Seniors sort out the challenges of developing a body of work for a culminating exhibition.
Frederick Schroeder '16 was having recurring nightmares — his sleep disrupted by anxiety. As a coping mechanism, Schroeder turned to his interest in inter-disciplinary fine arts. The studio art major revisited each nightmare and wrote a memoir about his experience, but as he developed the concept for his senior art project, he began to look beyond himself. Building relationships between art and people just might offer a way to share the often-taboo experience of anxiety.
Schroeder is taking the Senior Projects in Studio Art course this year with Professor Tulu Bayar, art & art history. During the fall, students developed their ideas, met to discuss them and began creating and critiquing their work. This spring, they further refined their projects while writing artist statements, preparing snap talks and planning Mindscape: the Annual Senior Student Art Exhibition, held April 12–May 1 in the Samek Art Museum.
Schroeder’s collection of paintings, Night Sweats, has evolved as he’s developed his painting style. “I’ve illustrated each story with a dreamlike quality,” he says. “Over time, through natural progression and critical feedback, I’ve loosened and abstracted the style to further challenge the viewer.” Standing in the middle of a second-hand bedframe that will be part of the exhibition, he says that each new painting has become his favorite. “I think that’s because I’ve been getting comfortable with the style and gradually dared to do new things with it.”

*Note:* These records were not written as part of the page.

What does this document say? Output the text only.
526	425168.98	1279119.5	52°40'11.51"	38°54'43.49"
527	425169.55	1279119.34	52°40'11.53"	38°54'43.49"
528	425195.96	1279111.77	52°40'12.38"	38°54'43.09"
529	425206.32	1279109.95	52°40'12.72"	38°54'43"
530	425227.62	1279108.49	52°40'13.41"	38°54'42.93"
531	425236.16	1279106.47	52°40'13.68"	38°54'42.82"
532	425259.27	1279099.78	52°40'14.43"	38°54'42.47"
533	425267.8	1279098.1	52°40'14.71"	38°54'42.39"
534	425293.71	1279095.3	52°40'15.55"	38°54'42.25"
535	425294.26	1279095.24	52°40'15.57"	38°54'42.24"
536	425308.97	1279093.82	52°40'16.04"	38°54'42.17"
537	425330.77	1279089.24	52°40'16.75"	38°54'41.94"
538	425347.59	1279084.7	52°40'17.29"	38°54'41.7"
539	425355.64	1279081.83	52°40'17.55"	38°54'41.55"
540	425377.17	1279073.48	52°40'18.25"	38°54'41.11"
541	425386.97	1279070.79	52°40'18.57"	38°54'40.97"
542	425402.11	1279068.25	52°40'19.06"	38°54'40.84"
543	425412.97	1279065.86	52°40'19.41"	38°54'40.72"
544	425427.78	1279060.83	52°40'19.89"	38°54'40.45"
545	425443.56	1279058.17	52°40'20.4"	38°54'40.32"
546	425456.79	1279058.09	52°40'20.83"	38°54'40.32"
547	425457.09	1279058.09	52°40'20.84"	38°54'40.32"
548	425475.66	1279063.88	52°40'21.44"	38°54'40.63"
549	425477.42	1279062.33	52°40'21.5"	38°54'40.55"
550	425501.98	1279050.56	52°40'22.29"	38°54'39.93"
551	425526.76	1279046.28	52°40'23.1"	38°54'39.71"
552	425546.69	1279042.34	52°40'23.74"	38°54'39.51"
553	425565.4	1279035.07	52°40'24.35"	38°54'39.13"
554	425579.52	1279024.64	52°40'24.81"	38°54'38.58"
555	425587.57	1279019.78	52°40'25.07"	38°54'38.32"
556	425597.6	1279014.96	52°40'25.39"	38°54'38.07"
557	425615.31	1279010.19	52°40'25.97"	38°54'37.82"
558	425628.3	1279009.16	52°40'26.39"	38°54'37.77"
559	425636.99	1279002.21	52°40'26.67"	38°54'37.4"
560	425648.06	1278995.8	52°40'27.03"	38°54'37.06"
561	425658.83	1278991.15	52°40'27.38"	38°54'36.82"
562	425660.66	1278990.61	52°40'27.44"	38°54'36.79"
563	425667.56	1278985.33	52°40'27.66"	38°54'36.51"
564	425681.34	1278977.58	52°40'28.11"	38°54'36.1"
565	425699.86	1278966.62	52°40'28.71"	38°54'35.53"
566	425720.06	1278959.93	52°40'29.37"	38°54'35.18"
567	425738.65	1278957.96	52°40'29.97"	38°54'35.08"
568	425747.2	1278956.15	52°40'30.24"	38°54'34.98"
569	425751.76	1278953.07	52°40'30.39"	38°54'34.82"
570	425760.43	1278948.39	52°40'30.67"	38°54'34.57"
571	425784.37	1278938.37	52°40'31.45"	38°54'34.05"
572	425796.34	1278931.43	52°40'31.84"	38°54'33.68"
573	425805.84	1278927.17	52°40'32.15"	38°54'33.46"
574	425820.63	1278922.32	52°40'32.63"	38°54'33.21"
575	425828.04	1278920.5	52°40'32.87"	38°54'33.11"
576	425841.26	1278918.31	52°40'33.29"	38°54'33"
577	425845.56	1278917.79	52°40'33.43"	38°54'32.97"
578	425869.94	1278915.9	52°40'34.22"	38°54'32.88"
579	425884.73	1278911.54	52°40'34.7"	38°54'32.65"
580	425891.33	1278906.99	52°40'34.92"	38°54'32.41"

Bayar says she is impressed with how the students have embraced critical discussions of their work. “They are very honest with each other,” she says. “We have respectful tension in our discussions, and something positive always emerges because everyone reflects and then takes a break and then reflects again. If you’re going to be working in any field, not only in the arts, you have to learn how to take criticism and interpret it. It’s not personal. I think it should happen in every class because it prepares you quite well for the real world. You learn how to take and give feedback.”
Vicki Klein '16, who is exploring body image through photography, agrees. “We get to talk about our projects for hours,” she says. “Being able to spend that much time helps me discover what it is I’m trying to communicate, what’s successful and what’s not — and what next step I need to take.”
Klein, a double major in studio art and psychology, started by deciding to include women as collaborators so she could explore the variety of experiences women have with body image. As her project progressed, it evolved from interpreting her collaborators’ stories through painting and photography to collecting selfies from women and responding to them by taking her own photos that reflect how she sees them. Her final collection will focus on how people represent themselves juxtaposed with how others see them.
Creating art on her terms has been liberating for Klein. “This is the first time I’ve had the opportunity to make whatever is in my mind without a prompt,” she says. “Having that freedom is kind of terrifying but also fun and interesting. It’s helping me to discover what I like to create.”
The process has taken her in directions she hadn’t imagined. Through peer and faculty critiques, she changed her focus as her project evolved. “Each new direction has been triggered by reflection,” Klein says. “It’s almost like starting a new project at each phase.”
The same has been true for art history major Kate Miller '16, who was asked to join the exhibition due to the success of her Advanced Digital Photography project on visual paradox, which explores the duality of pre- conceived gender roles. Inspired by feminist film theorist Laura Mulvey, who addresses the practice of women being cast as objects to reflect male heroism in feature films, and conceptual portrait photographer Cindy Sherman, Miller began exploring power dynamics between men and women in the workforce.
“I didn’t start with the art — I started with the theory,” she says. “As an art historian, I appreciate the beauty and technical aspects of a work of art, but my practice of art is strongly grounded in the debate around what makes art important — things like aesthetic value, political influences and how it fits into the timeline of art history.”
Miller photographed women wearing stereotypically female, then male, clothing to address how gender influences societal roles. She was surprised by how much the models altered their posture when they changed clothes and how they brought new energy to each character as the shoots progressed. She hopes the viewer’s experience is powerful, no matter how her collection is interpreted.
“Social-driven pieces resonate with me, so I’m attempting to create visual interest while provoking the audience,” she says. “I don’t want to create a specific identity for these characters, but I do want to capture their humanity.”
The yearlong experience has enabled the seniors to develop their artistic voices and skills they’ll use long after the exhibition closes.
“This process has been a challenge for me because it required working for months developing my concept and technique,” says Schroeder. “When I was first experimenting with this painting style, I wasn’t sure of myself. I’m really glad that I had to keep going.”